İnşaatta bana bağıran kontrol mühendisi tüm işçiler gibi saat 08:00 de işe geliyor, 17:00 da işi bırakıyordu. Kurs bitti. Çok güzel bilgi edindik. Tabiri caizse profesyonel bir usta olup Mardin'e döndük. Çok elektrik tesisatı çektik. Ne var ki hiçbir inşaatta kontrol mühendisi görmedik. İnşaat, ustaların insafına bırakılmış. Ustanın insaflı olup olmaması bir şey değiştirmiyor. Çünkü teknik ve hayati bilgileri bilmiyorlar. Usta çırak ilişkisi içinde yetişmişler.

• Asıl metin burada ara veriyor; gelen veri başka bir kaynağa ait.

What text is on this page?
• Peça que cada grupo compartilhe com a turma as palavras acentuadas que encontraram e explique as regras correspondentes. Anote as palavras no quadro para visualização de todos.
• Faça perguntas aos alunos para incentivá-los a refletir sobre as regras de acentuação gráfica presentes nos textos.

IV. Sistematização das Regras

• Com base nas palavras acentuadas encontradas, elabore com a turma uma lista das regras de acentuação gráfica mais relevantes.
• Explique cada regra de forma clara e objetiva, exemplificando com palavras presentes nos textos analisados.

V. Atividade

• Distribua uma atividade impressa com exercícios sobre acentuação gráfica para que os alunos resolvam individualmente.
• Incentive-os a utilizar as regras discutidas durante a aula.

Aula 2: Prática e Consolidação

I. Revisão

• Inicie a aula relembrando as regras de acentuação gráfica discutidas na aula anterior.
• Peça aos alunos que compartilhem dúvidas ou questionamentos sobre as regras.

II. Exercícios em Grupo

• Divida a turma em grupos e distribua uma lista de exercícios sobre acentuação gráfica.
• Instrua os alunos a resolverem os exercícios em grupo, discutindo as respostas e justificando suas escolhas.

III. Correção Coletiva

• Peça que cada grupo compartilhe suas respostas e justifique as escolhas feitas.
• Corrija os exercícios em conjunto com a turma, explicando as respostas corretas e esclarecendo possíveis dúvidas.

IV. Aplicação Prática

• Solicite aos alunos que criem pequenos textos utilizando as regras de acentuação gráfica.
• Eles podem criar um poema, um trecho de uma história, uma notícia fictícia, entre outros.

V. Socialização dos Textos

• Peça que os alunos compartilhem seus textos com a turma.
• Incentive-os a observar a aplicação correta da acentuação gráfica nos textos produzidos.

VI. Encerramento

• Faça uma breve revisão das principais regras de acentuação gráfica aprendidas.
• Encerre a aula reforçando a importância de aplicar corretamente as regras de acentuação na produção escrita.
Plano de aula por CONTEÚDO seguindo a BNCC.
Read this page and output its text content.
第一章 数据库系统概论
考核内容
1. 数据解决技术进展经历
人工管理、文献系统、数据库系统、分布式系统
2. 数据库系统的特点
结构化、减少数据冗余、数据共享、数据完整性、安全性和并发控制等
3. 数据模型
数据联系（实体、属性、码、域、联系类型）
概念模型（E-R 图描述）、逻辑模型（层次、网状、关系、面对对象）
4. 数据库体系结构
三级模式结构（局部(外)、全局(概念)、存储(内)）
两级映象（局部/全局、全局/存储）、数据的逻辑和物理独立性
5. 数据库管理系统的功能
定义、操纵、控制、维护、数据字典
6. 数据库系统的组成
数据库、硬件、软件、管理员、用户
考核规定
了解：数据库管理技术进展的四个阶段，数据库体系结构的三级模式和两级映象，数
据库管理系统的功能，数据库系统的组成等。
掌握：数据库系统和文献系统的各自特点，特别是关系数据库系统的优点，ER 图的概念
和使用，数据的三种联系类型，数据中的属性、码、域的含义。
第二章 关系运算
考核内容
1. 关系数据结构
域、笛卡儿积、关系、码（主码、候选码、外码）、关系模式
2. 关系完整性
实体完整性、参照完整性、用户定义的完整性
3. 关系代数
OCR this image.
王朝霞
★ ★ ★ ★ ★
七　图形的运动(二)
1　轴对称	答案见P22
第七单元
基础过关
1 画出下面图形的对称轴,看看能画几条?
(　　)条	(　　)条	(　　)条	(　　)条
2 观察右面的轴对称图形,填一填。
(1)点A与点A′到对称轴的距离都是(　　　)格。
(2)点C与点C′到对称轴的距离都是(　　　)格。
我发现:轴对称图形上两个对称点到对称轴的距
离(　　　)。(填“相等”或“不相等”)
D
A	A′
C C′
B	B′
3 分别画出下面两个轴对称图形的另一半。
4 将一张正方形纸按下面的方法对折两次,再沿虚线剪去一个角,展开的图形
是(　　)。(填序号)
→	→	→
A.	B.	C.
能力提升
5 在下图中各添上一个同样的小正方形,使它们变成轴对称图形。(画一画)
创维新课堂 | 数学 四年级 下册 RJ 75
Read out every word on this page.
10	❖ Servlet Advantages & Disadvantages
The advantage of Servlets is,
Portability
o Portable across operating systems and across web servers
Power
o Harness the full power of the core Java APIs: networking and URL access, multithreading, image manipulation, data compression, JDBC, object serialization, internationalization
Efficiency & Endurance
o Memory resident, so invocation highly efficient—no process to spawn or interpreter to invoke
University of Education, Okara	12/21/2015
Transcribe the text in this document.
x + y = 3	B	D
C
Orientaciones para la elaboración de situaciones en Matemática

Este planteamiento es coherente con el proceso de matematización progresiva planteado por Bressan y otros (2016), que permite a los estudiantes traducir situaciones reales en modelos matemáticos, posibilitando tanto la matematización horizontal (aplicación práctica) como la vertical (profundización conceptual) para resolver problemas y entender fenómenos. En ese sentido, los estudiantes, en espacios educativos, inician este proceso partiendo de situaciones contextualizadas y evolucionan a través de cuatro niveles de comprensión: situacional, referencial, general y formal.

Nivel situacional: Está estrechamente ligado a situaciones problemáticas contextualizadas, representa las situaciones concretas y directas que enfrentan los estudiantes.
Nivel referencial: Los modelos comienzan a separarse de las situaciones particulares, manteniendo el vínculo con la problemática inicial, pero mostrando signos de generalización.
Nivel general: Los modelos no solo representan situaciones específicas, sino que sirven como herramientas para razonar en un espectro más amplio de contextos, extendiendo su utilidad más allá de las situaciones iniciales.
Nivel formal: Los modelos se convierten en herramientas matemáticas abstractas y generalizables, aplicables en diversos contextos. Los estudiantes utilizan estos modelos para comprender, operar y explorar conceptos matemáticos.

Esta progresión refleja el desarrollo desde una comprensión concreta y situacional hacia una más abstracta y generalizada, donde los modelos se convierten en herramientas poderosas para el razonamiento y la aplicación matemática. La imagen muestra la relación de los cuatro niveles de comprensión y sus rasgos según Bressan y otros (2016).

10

Çok katlı binalar bizim kültüre yeni girmiş. Apartmanda bir daire satın alan kişi müstakil bir evmiş gibi davranıp çeşitli tadilatlar yapıyor. Özellikle zemin katlarda kurulan işyerleri geniş alan istediği için binanın taşıyıcı kolonunu sanki müstakil bir daireymiş gibi kesip alan yaratıyor. Kolon kesmek binanın hayati damarını kesmek gibidir. Tereyağından kıl çeker gibi sessizce kolon kesilmez. Aksine çok gürültülü olur. Bu işlem yapılırken apartman sakinleri büyük bir iş yapıldığını hisseder. Ancak adamın kendi tapulu alanıdır diye ses çıkarmaz. Hâlbuki çoğu zaman apartman sahiplerinin bindiği dal kesiliyor. Apartman sakinleri dal kesilip yere düşünce farkına varıyorlar ancak maalesef geç kalınmış oluyor. Bu depremde bir haber okudum. Diyarbakır'da deprem sonucu çok büyük bir bina yıkılıyor. Bu binanın altında büyük bir işyeri var. Bu işyeri yukarıda anlattığımız gibi kolonları kesip kendilerine geniş alan yaratmışlar. Bunu fark eden aynı zamanda avukat olan bir apartman sakini dava açıyor. Dava sürerken bina yıkılıyor ve ne acıdır ki avukat enkaz altında kalıp vefat ediyor. Bu nedenle apartman sakinlerinin bu tür tadilatlar konusunda duyarlılığı elden bırakmaması lazım. Hatta tadilat için yöneticinin veya yönetimin onayı alınıp yönetimin de bu işlerden sorumlu tutulması lazım.

Bu işlerin insafa bırakılmayacak kadar önemli olduğunu ancak bir afet olunca görebiliyoruz. Afet olunca hemen tedbirler alınıyor. Bir kaç yıl geçince deprem unutulup işler kaldığı yerden devam ediyor. Eski görev yaptığım deprem bölgesinde deprem sonrasında zemin artı üç kat imar izni veriliyordu. Çünkü bir önceki depremde çok zarar görmüştü. İki üç yıl geçtikten sonra zemin artı dört kata izin çıktı. Oradan ayrılırken zemin artı beş kat çalışması yapıldığını duydum.

İnsanoğlu unutkandır. Şimdi bir felaket yaşadık. Bugünden sonra önlemler alınıp mevzuat sıkı sıkıya uygulanacak. Ancak muhtemelen tıpkı geçmişte olduğu gibi en fazla dört beş yıl sonra aynı işleri yapmaya devam edeceğiz. Oysa tecrübe kötü deneyimlerden ders çıkarmak ve bir daha tekrarlanmasına müsaade etmemektir.

Ve maalesef ders çıkarmayan bedel öder.